Name of Head Exp. claimed Disallowed by AO % of disallowa nce % of Exp. on Turnover of this year % of Exp. on turnover  of
previous year
Turnover Rs.9,40,65, 836/- Rs.6,64,75, 224/-
Freight 7,48,940/- 1,87,235/- 25%      of

Total Expenses

0.80% 0.64%
Petrol & Diesel Exp. 58,948/- 14,737/- 0.06% 0.08%
Telephone Expenses 16,784/- 4,196/- &

50% restricted by the ld. CIT(A) i.e. Rs.1,15,98 1/-

0.017% 0.02%
Vehicle Expenses 42,947/- 10,737/- 0.05% 0.05%
Depreciation 60,229/- 15,057/- 0.06% 0.10%
Total Rs.9,27,848/ – 2,31,962/-

Further disallowance of depreciation on vehicles is also not warranted with the facts and merits of the case as depreciation being a statutory allowance and hence cannot be restricted on the basis of personal use as has been held by Coordinate Bench of this Tribunal in ITA no. 373/JP/2002 in case of Triveni Pharma (2006) 35 T.W. 64 (Jp) and also in Kailash Chand Gupta v/s DCIT 35 Tax World 36 (Jp).

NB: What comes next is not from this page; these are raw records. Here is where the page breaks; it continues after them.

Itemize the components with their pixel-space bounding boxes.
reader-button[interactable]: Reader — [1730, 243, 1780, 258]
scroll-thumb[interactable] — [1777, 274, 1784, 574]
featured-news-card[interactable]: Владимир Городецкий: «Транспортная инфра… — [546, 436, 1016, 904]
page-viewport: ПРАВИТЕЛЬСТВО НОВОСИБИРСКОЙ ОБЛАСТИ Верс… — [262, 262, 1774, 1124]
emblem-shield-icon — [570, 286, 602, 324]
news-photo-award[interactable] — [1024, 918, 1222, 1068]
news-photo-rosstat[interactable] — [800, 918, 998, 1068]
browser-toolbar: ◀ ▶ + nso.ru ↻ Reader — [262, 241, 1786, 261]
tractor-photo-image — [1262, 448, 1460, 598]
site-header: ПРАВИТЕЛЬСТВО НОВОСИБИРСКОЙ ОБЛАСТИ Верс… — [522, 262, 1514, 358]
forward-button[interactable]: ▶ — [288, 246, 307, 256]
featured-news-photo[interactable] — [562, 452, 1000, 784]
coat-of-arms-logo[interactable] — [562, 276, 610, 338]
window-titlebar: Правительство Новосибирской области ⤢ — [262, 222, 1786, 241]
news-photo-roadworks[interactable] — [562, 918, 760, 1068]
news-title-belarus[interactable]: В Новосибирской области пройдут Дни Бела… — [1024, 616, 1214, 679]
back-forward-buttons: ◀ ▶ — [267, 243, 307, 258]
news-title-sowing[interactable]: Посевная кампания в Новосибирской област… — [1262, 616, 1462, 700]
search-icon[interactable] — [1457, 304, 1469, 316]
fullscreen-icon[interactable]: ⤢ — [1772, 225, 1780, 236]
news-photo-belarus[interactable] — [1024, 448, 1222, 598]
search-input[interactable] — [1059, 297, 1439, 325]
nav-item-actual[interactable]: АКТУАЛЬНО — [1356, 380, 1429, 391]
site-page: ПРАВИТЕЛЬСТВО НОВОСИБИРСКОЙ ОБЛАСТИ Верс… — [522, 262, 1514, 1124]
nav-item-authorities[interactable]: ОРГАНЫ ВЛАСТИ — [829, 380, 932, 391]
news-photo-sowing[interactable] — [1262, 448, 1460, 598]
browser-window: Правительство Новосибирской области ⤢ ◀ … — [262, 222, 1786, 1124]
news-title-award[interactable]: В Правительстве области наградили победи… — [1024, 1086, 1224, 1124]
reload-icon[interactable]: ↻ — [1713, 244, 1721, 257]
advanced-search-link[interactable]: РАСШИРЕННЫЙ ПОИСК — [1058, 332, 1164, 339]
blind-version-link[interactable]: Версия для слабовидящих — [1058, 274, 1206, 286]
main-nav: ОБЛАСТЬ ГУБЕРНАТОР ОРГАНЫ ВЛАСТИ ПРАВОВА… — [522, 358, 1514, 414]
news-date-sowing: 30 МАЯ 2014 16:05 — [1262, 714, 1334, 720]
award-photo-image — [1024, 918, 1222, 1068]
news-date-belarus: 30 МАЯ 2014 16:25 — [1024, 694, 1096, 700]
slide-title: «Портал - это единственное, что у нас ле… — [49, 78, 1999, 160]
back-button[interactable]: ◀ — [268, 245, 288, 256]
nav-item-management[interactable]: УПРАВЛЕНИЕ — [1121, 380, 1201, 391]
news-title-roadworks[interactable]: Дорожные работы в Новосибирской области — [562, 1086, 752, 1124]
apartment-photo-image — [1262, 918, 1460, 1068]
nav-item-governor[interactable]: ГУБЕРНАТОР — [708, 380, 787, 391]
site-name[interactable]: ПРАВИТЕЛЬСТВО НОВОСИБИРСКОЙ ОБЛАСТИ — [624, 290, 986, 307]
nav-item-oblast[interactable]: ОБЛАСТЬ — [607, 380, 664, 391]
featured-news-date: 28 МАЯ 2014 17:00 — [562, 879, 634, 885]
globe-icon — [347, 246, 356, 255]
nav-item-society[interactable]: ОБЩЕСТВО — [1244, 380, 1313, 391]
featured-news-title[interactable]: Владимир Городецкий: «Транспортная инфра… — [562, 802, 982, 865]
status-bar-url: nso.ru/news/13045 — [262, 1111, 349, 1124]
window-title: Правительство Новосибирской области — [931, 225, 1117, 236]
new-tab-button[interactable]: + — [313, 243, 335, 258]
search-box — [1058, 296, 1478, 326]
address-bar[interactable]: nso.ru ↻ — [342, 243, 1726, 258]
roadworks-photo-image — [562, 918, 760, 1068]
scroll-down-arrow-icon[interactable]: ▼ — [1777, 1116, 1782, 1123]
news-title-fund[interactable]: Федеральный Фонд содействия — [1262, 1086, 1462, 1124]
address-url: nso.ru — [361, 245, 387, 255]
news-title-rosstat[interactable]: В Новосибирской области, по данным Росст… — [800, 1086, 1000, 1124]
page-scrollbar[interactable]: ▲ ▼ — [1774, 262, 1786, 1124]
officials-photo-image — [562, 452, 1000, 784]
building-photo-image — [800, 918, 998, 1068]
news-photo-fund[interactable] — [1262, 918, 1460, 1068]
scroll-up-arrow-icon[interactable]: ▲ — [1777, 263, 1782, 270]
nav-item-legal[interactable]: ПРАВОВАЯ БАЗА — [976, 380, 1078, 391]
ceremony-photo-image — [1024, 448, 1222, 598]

Considering the totality of the facts and circumstances as well as case laws relied upon by the ld. AR, we found merit in the contentions raised by the assessee, therefore, we direct to delete the additions confirmed by the ld. CIT(A) with regard to various expenses. We order accordingly.

20. In the result, appeal of the Revenue is dismissed and the cross objection of the assessee is partly allowed.

Order pronounced in the open court on 10th January, 2022.